At my dgs the other week he quietly got up
from the table,picked up his plate, went into kitchen and threw the lot in the bin ! My ds went into nuclear meltdown, it was not pretty, not helped by me trying not to laugh ! He was 3 !!!

Starlady Thu 01-Jun-17 10:50:25

Lol, grannylyn!

But it just goes to show that your little gs already knows his own mind and tastes. His parents may need to pay more attention to that.

Morgana, I think that mother was just trying to ease her kid's disappointment at her no. Maybe she was also trying to calm him down, so he wouldn't keep fussing in public. Often people criticize mums who do this, but just as often they criticize the mum who just says no while her kid goes into a full-blown tantrum.

MissAdventure Thu 01-Jun-17 11:17:43

When I said "no" I always explained why..
"Because I'm the mum and you're the child".

Craftycat Thu 01-Jun-17 11:18:41

Where food is concerned I have read them all Green Eggs & Ham many times & every time they say 'I don't like that!!' I just say Green Eggs & Ham!- try it & if you don't like it - fine, but you have to try it first! About 50/50 success rate but that's fine- I won't eat coconut under any circumstances.

I do give them choices but only if I am happy to cook/go to/do both options- I think it is good for them to have to choose between things.

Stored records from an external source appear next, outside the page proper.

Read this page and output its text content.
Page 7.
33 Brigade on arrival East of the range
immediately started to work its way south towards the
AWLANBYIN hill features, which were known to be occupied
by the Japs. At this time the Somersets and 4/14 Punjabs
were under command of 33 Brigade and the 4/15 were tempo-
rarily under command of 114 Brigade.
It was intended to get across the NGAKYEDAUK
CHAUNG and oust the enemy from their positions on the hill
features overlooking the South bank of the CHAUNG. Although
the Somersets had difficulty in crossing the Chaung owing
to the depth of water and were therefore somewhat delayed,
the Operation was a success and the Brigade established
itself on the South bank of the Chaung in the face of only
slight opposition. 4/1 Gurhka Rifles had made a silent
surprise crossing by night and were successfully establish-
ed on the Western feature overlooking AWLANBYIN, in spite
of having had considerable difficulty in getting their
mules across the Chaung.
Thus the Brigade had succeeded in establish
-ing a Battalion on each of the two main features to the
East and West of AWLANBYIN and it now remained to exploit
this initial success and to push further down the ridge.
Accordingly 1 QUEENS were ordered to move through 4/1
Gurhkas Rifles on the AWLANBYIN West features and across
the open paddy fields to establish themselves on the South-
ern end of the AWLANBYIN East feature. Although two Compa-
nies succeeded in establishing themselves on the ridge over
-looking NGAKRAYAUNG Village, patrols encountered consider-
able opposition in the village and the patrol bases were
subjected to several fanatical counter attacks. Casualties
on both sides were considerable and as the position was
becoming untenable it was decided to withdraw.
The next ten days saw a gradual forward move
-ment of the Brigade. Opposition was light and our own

Grandma's rules in Grandma's house always applies & I appreciate that my rules are far stricter than those at home (WHY are they not taught to pick up wet towels, flush the loo, put dirty clothes in washing basket NOT on floor, clear plates from table- their father's never got away with any of this! I suspect they are trying it on!)

Sometimes I feel like a right old nag-bag but as all 6 of them are desperate to come & stay every time I must be doing something right!( Might be the marshmallows in the hot chocolate!)

Rosina Thu 01-Jun-17 11:37:16

My DS and Ddil do 'negotiate' after a fashion and it does keep the peace entirely. A ridiculous request from the children (7 and 5) is usually followed by 'Well how about if we do blah blah blah - is that a deal?..' 'that' being exactly what the parents wanted to do, but because it is presented as a compromise they accept at once. My Ddil can say no very firmly, and she does mean it, but her little tactic works very well with small matters that are neither here nor there.